Mr. Fadden's first major speech as CSIS director - delivered last fall to the Canadian Association for Security and Intelligence Studies' annual conference - also contained statements that struck many observers as strange. In it, he directed aim at Canada's political elites and the media for underestimating the threat posed by international terrorism.

Although there had been five convictions or guilty pleas in terror cases before the courts, he noted, "Our elites tend to avert their eyes and media tend to give what little coverage they grant on this subject to groups that seem to feel that our charm and the Maple Leaf on our backpacks are all that we need to protect us.… Why … are those accused of terrorist offences often portrayed in media as quasi-folk heroes, despite the harsh statements of numerous judges? Why are they … more or less taken at their word when they accuse CSIS or other government agencies of abusing them?"

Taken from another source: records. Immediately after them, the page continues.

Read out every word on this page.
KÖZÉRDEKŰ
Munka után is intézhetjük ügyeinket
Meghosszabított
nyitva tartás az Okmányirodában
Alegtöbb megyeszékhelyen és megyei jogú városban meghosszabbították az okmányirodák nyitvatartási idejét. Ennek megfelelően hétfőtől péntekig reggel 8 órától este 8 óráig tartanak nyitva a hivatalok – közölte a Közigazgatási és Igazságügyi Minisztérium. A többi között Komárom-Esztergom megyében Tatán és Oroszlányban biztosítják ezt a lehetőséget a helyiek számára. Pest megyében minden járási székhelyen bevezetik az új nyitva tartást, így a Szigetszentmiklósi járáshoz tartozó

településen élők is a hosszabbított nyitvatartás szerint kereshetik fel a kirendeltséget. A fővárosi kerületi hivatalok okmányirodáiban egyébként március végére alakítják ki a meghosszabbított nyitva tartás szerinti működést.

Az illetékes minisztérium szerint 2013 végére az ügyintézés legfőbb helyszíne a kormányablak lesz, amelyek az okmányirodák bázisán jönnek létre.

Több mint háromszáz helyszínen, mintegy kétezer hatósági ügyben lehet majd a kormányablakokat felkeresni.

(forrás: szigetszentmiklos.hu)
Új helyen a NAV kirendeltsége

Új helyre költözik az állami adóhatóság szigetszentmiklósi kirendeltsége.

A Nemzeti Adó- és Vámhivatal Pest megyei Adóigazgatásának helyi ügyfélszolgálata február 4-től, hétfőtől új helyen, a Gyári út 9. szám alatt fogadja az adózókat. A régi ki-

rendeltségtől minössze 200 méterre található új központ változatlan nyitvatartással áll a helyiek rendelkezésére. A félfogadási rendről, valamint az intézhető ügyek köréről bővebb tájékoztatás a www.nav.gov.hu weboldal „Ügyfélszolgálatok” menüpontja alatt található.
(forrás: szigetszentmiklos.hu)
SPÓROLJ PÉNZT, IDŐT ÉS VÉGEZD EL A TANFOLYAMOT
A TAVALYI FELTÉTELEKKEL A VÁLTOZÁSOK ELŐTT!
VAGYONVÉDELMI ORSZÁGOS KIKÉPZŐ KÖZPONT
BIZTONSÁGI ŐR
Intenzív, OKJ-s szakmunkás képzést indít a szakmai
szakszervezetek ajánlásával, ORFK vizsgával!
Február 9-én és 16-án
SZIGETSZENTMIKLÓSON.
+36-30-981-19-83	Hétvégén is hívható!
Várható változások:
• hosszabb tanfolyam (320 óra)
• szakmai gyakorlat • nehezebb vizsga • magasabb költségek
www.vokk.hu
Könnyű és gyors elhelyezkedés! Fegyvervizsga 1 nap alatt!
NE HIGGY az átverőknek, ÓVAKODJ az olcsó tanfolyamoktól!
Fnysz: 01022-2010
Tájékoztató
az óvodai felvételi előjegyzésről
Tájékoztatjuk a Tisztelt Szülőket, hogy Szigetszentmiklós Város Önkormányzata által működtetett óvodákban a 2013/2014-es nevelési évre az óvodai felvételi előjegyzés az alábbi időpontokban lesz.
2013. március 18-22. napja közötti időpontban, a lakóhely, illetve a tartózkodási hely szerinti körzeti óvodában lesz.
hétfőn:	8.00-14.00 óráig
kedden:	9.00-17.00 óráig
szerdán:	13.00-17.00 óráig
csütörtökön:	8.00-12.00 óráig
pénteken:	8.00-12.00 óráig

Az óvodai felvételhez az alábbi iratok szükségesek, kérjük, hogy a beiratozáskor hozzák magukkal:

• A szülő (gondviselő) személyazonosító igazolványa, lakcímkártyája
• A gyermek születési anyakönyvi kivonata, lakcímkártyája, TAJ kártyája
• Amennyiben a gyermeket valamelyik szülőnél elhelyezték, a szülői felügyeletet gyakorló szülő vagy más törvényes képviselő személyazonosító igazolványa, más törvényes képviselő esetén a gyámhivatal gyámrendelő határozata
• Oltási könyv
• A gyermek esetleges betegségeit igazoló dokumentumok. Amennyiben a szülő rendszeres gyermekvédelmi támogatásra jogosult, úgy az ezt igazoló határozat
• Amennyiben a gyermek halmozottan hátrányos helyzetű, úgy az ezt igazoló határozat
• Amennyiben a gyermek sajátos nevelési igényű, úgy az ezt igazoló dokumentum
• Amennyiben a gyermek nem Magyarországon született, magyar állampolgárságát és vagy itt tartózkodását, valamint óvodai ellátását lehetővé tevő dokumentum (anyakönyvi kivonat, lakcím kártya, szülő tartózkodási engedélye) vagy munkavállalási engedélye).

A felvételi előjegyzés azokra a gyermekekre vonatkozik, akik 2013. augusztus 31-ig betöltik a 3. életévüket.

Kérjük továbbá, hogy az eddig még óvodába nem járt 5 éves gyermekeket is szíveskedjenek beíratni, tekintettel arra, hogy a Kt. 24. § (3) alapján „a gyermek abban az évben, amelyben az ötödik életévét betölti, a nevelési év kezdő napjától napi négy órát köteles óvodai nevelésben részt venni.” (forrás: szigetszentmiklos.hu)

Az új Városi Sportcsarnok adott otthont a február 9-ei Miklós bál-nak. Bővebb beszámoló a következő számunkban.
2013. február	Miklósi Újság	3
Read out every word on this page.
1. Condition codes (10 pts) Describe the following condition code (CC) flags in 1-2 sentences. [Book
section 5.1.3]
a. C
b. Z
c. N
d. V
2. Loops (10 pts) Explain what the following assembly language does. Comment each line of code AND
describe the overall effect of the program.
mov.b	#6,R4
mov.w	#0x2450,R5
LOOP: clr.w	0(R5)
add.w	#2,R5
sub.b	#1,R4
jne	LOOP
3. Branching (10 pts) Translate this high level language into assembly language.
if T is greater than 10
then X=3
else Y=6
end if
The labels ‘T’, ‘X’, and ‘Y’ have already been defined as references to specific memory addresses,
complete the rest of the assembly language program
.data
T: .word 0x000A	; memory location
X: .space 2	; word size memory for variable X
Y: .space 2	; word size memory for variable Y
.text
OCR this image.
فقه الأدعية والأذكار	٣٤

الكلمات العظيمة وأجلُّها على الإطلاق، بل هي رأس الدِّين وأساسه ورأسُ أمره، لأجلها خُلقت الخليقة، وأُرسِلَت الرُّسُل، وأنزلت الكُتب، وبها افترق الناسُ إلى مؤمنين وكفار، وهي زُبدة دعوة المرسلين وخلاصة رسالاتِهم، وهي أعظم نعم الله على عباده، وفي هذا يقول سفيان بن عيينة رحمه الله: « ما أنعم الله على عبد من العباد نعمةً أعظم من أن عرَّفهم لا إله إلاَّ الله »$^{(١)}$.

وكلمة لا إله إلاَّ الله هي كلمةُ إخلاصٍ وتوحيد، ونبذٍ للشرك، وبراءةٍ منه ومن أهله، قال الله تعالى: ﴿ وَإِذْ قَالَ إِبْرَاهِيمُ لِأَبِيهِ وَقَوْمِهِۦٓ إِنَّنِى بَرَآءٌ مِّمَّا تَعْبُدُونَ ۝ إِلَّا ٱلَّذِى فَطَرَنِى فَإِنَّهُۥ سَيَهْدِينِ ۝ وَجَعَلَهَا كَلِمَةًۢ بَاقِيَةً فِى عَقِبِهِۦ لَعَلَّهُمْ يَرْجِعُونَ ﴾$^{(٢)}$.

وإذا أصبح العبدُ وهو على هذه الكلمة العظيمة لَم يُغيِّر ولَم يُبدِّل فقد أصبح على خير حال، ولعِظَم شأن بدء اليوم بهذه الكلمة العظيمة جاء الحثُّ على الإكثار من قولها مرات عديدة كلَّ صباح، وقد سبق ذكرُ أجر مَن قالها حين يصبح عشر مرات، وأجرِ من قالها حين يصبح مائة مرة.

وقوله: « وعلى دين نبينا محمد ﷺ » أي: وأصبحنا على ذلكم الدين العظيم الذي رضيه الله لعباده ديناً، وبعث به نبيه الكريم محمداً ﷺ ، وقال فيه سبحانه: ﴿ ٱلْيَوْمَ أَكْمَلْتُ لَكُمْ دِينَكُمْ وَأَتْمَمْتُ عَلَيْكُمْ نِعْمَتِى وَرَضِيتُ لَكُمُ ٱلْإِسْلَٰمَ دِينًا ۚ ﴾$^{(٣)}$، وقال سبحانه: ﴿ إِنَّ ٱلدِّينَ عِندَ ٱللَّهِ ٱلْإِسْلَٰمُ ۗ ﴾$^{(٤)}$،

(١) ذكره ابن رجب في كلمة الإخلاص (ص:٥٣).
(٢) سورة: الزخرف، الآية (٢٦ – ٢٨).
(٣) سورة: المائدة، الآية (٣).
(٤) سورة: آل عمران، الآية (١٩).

Security and human rights, Mr. Fadden argued, were not "always in opposition … but are intertwined like DNA strands. Together they form part of the genetic code of modern citizenship.…They are compatible and inseparable.… I have to ask bluntly - can those who down-play the seriousness of terrorism claim to be protecting our civil liberties?"

Mr. Wark says he found the speech "bizarre," for alleging a media cabal was soft on terror and suggesting the courts' new demand - that CSIS save and collect everything potentially relevant to a future case - threatened to turn the country's spy agency into a facsimile of East Germany's once-omnipresent and much-feared Stasi.

Immigration and Citizenship's current deputy minister, Jaime Pitfield, says Mr. Fadden - with whom he has worked with in two or three different posts - is "not afraid to call it like he sees it. He's a very serious, very ethical guy, extremely professional. He takes responsibility seriously. He does the right thing. He's tough, but he's fair."

After earning a degree in political science at McGill University and a law degree from the University of Ottawa, Mr. Fadden joined External Affairs as a foreign service officer in the late 1970s. He rose quickly through the ranks, becoming executive assistant to the undersecretary of state by 1981 and did his first stint in security issues from 1983 to 1988, as director of policy in the Privy Council Office's Security and Intelligence Secretariat. He spent eight years in various posts in the Office of the Auditor General of Canada, before being named assistant deputy minister of Natural Resources in 1996.

Later, he served as assistant secretary to the Treasury Board and as president of the Canadian Food Inspection Agency until 2005, when he was promoted to Deputy Minister of Natural Resources. The following year, Mr. Fadden was transferred to the same post at Citizenship and Immigration.